My diary for 27th May reads "Another long drive - left the desert only to come into a flat dreary landscape covered in salt pans. All along the road I have seen depressions in the sand - & wondered what they were - when we arrived at the salt pans I realised instantly what they were. On the way there was a stop at another wild west town - mainly for truckers. We carried on until we came to an industrial site near a railway & made camp!" And indeed it was an industrial site - it looked as if there had been some sort of removal of the surface over a large area and wherever we were we were in view of a mining operation slightly further up a hillside. Having a pee was difficult because I remember having to find an area where there was an indentation and squatting down so as to be out of view of the a) the campsite and b) the mining operation - but I managed.
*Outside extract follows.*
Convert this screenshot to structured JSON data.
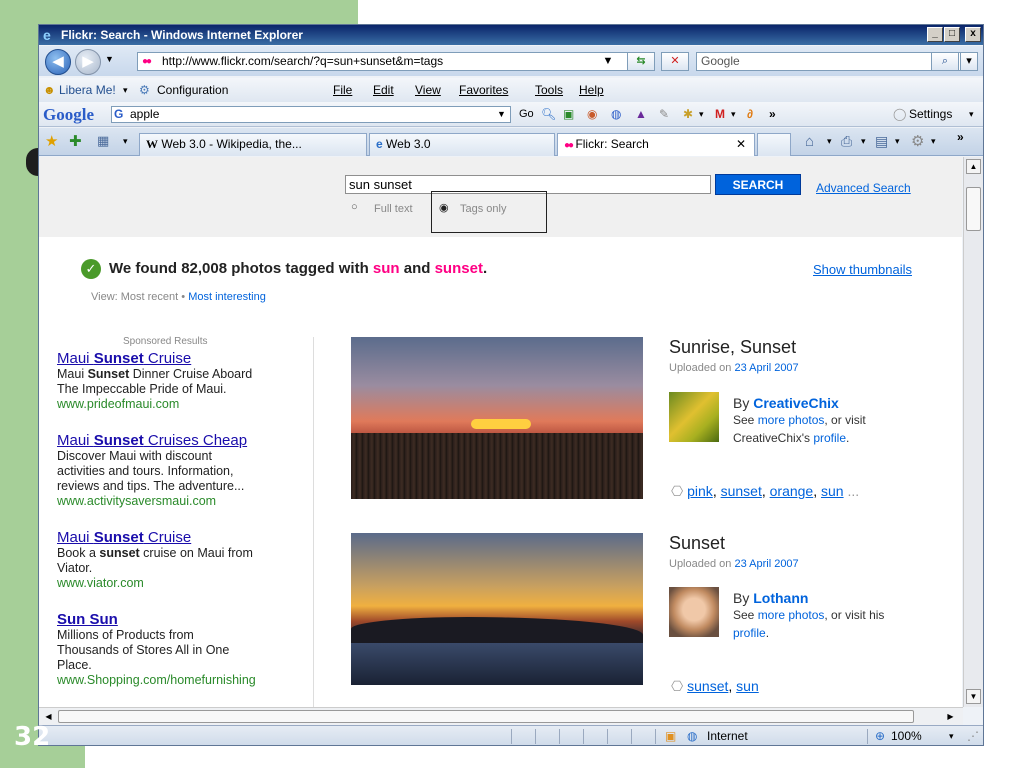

I also have recollections of the day being rather grey, spots of rain and certainly seeing puddles! This part north of the Taklamakan Desert is flat and very industrial.
On the 28th May we travelled through the mountains - I seem to think that this is the time that the road that the mountain road divided into 2 on a one-way system with quite a few miles between the 2 roads (if you look at this link you will see what I mean) before descending into the Turpan/Turfan Basin. The Turpan Basin is the third lowest place below sea level in the world being 154m/502ft below sea level and is also very hot and dry. But despite that the city of Turpan is a joy because of the beautiful pergolas which line the city streets in the centre. For some reason I did not take a photo of these but putting Turpan into Google images will come up with photos that others have taken. My main concerns in my diary entry for the 28th are to do with bodily functions - as follows! " Stopd for a pee stop amongst the most amount of turds I have seen. Lav at a truck stop in morning was truly horrendous. Wd. have gone behind the lav but that was even worse" The turd stop was just after we had descended the mountain pass and immediately before we joined the westward road at the end of the one-way system. So if ever you find yourself there - DESIST - HOLD ON, WAIT, BE CONTINENT but NEVER, NEVER get out just where the road is straightening out and there is a bit of a parking space - just hold on until you can safely stop further down the road!!! Other than that the road through the mountains was very pleasant. And on arriving in Turpan there in the hotel compound was another John's Cafe (see entry for 27th December) where I met a delightful French couple from Marseille.
We went off grockelling on 29th - diary reads "Went to visit ancient city of Jiahoe, very hot reacted badly to the heat. At this point I lost a lovely silk hat that I had recently bought and was still recovering from the illness, antibiotics, etc., was feeling down and I note "Am beginning to think longingly of home - Another 4½ weeks - I long to have some time on my own. Finding constantly being with people very wearing." But the next entry on a happier note reads - "City was fascinating- Lots of mud brick buildings - now ruined but outlines still visible and [something illegible even to me!] across on top of a hill between 2 rivers. Dates from BC to early CEs. Buddhist temples but no sign of Islam so deserted before then." And here are the photos of Jiahoe.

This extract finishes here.